Na velha baiuca de mobiliário surrado, a lousa informava os resultados dos treze jogos da loteria esportiva, a TV em preto e branco passava algo que ninguém assistia. Cardoso e Formiga, os idosos proprietários que tinham na parede placas veiculares com seus nomes de guerra, olhares cansados ao longe, estavam sentados. Três baurus, seu Formiga, este já faminto moleque demandava ao senhor de semblante fechado. Bauru eu só começo fazer às sete, espera um pouco. Não havia outros fregueses no bar, eles não tinham afazeres, mas nada poderia subverter o ritual sagrado de só começar a faina dos baurus às dezenove horas, nem um minuto antes.
Os badalos do sino da igreja do Perpétuo anunciavam o momento crucial. A minúscula chapa era vigorosamente raspada e logo acesa. Lindeza era ver a habilidade do ancião não tenho recordação de quem fazia os baurus, na verdade eu nem sabia quem era quem fritando a carne de porco, derretendo o queijo prato, selando o tomate, recheando o pão francês, cortando a obra ao meio e embalando as delícias para viagem em papel pardo.

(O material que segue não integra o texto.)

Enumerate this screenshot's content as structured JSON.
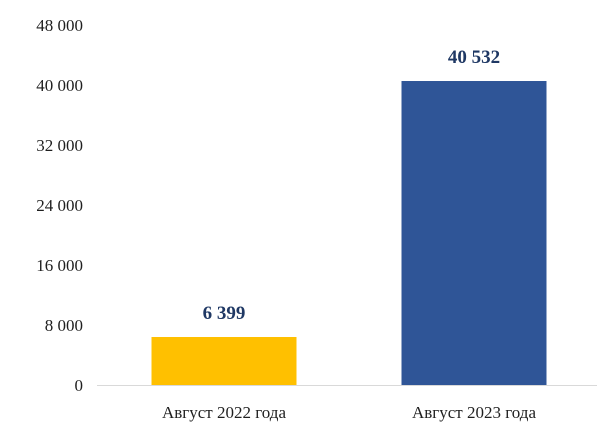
{
  "chart_data": {
    "type": "bar",
    "categories": [
      "Август 2022 года",
      "Август 2023 года"
    ],
    "values": [
      6399,
      40532
    ],
    "value_labels": [
      "6 399",
      "40 532"
    ],
    "bar_colors": [
      "#FFC000",
      "#2F5597"
    ],
    "label_color": "#1F3864",
    "ylim": [
      0,
      48000
    ],
    "yticks": [
      0,
      8000,
      16000,
      24000,
      32000,
      40000,
      48000
    ],
    "ytick_labels": [
      "0",
      "8 000",
      "16 000",
      "24 000",
      "32 000",
      "40 000",
      "48 000"
    ],
    "grid": false,
    "legend": "none",
    "title": "",
    "xlabel": "",
    "ylabel": ""
  }
}
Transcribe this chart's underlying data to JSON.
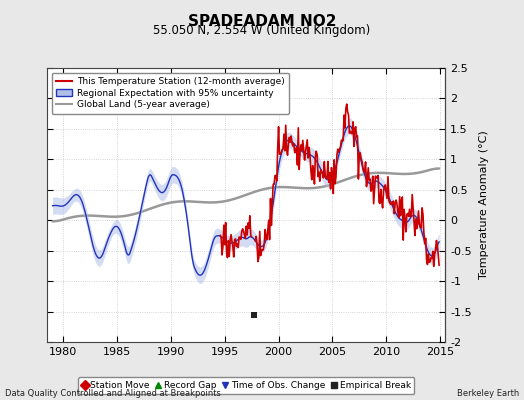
{
  "title": "SPADEADAM NO2",
  "subtitle": "55.050 N, 2.554 W (United Kingdom)",
  "ylabel": "Temperature Anomaly (°C)",
  "xlim": [
    1978.5,
    2015.5
  ],
  "ylim": [
    -2.0,
    2.5
  ],
  "yticks": [
    -2,
    -1.5,
    -1,
    -0.5,
    0,
    0.5,
    1,
    1.5,
    2,
    2.5
  ],
  "xticks": [
    1980,
    1985,
    1990,
    1995,
    2000,
    2005,
    2010,
    2015
  ],
  "background_color": "#e8e8e8",
  "plot_bg_color": "#ffffff",
  "red_line_color": "#cc0000",
  "blue_line_color": "#2233bb",
  "blue_fill_color": "#b0c0e8",
  "gray_line_color": "#999999",
  "bottom_label_left": "Data Quality Controlled and Aligned at Breakpoints",
  "bottom_label_right": "Berkeley Earth",
  "legend_labels": [
    "This Temperature Station (12-month average)",
    "Regional Expectation with 95% uncertainty",
    "Global Land (5-year average)"
  ],
  "marker_legend": {
    "station_move": {
      "color": "#cc0000",
      "marker": "D",
      "label": "Station Move"
    },
    "record_gap": {
      "color": "#008800",
      "marker": "^",
      "label": "Record Gap"
    },
    "time_obs": {
      "color": "#2233bb",
      "marker": "v",
      "label": "Time of Obs. Change"
    },
    "empirical_break": {
      "color": "#222222",
      "marker": "s",
      "label": "Empirical Break"
    }
  },
  "empirical_break_x": 1997.75,
  "empirical_break_y": -1.55
}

Adolescente, tempos depois, caí de paixão pelo bauru do Jorge, no velho Canecão, mas jamais minhas papilas sentiram algo parecido com o bauru do Formiga.
Convicção tenho de que o bauru de lombo é uma iguaria genuinamente crepuscular. Lombo, queijo prato ou mozzarella e tomate cebola é opcional no pão francês é acepipe que se vê há décadas em bares e lanchonetes desta província. Até nos botequins da periferia o bauru tem essa receita consagrada.

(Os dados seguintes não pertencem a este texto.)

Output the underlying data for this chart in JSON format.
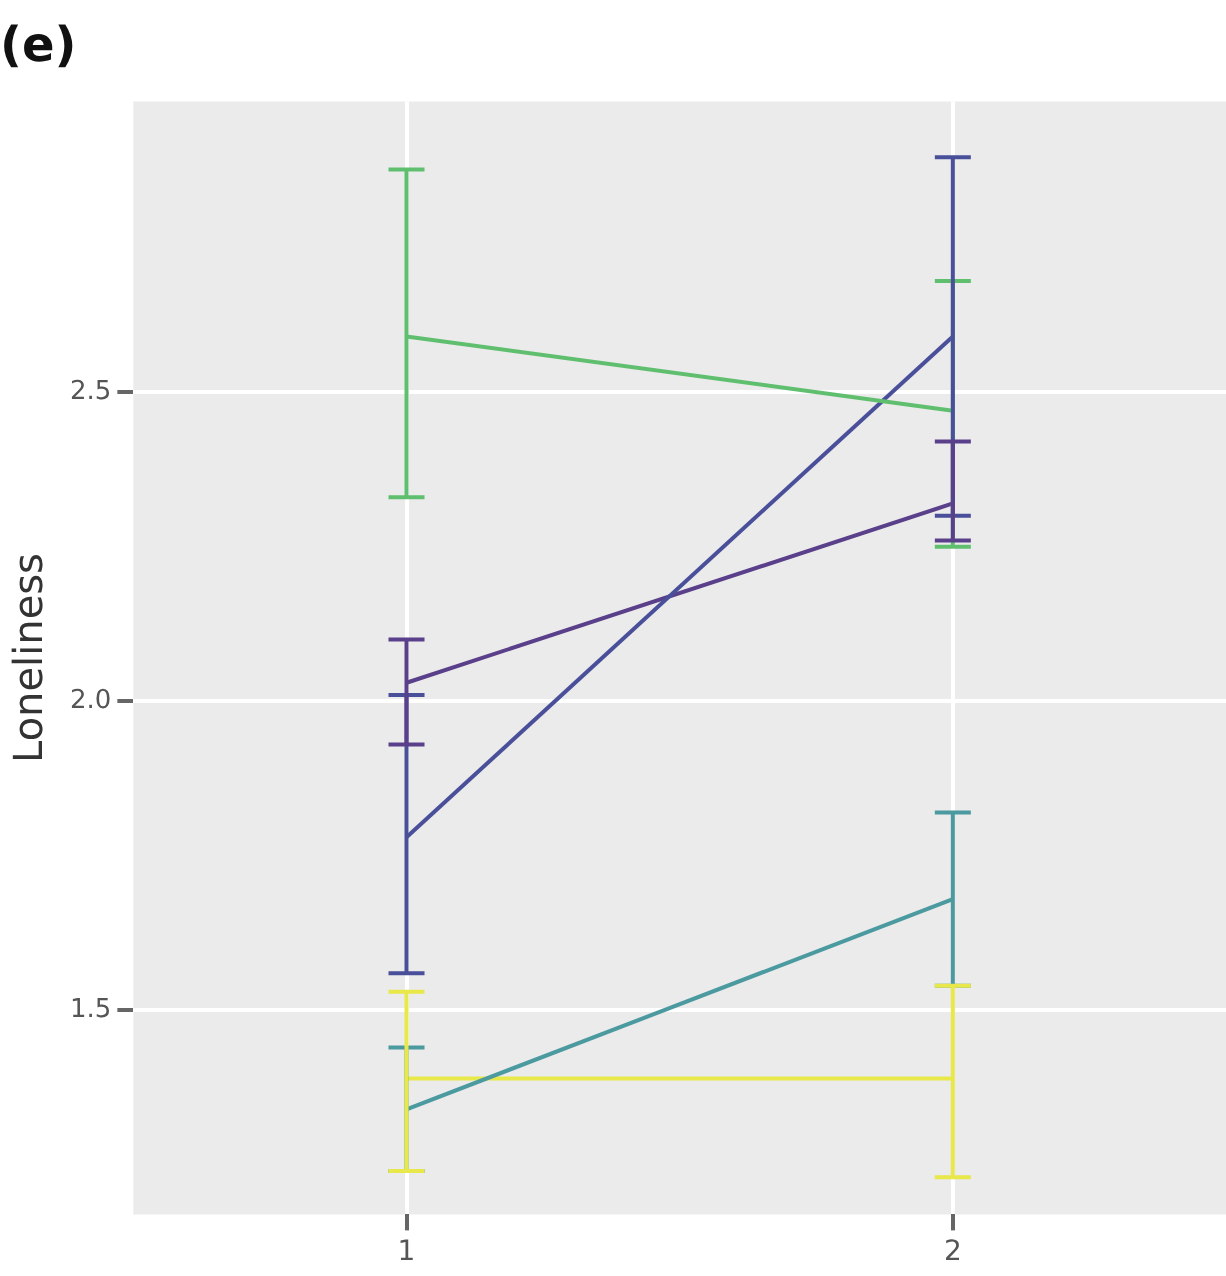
{
  "chart_data": {
    "type": "line",
    "title": "(e)",
    "ylabel": "Loneliness",
    "categories": [
      "1",
      "2"
    ],
    "series": [
      {
        "color": "#5fbf6f",
        "values": [
          2.59,
          2.47
        ],
        "errors": [
          [
            2.33,
            2.86
          ],
          [
            2.25,
            2.68
          ]
        ]
      },
      {
        "color": "#4a4f9a",
        "values": [
          1.78,
          2.59
        ],
        "errors": [
          [
            1.56,
            2.01
          ],
          [
            2.3,
            2.88
          ]
        ]
      },
      {
        "color": "#5a3f8a",
        "values": [
          2.03,
          2.32
        ],
        "errors": [
          [
            1.93,
            2.1
          ],
          [
            2.26,
            2.42
          ]
        ]
      },
      {
        "color": "#4a9aa0",
        "values": [
          1.34,
          1.68
        ],
        "errors": [
          [
            1.24,
            1.44
          ],
          [
            1.54,
            1.82
          ]
        ]
      },
      {
        "color": "#e8e84a",
        "values": [
          1.39,
          1.39
        ],
        "errors": [
          [
            1.24,
            1.53
          ],
          [
            1.23,
            1.54
          ]
        ]
      }
    ],
    "ylim": [
      1.17,
      2.97
    ],
    "yticks": [
      {
        "value": 1.5,
        "label": "1.5"
      },
      {
        "value": 2,
        "label": "2.0"
      },
      {
        "value": 2.5,
        "label": "2.5"
      }
    ],
    "grid": true,
    "legend": false,
    "marker": "none",
    "line_style": "solid"
  }
}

Da velha-guarda baurueira, digamos assim, Bar do Formiga, Bar Teatro, Bar da Rodoviária, o velho Canecão do Jorge Nicolau, Nosso Bar, todos merecem menção e ajudaram a construir a tradição do sanduíche de lombo em São João da Boa Vista. Dos citados, só o Nosso Bar permanece aberto, tocado pela mesma família e fiel às origens.

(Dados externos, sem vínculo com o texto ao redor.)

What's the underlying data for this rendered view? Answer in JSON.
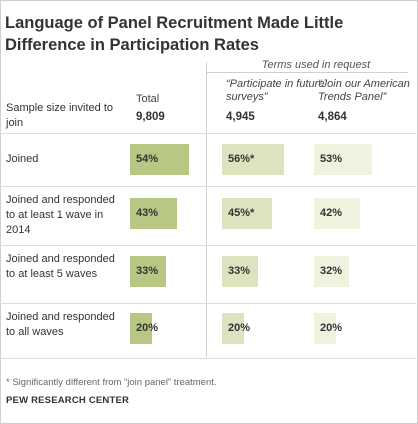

Não consegui apurar ao certo o ano de fundação do Nosso Bar na praça Governador Armando Salles de Oliveira. Foi aproximadamente entre o fim da década de 1950 e começo dos anos 1960.
Em 1974, o mineiro José Maria de Carvalho, o popular Zezinho, que tinha histórico de suor no ramo, comprou o estabelecimento. No pacote da aquisição estavam o bauru de lombo e o chapeiro Nelson Bastoni, que viria a ser um dos melhores amigos de Zezinho. Evidências existem indicando que, nalgum momento, intuitivamente ou por sugestão de frequentador, o talentoso Nelson forjou, sob a coifa do Nosso Bar, o lanche de carne suína que é um símbolo deste povoado do mais lindo sol poente.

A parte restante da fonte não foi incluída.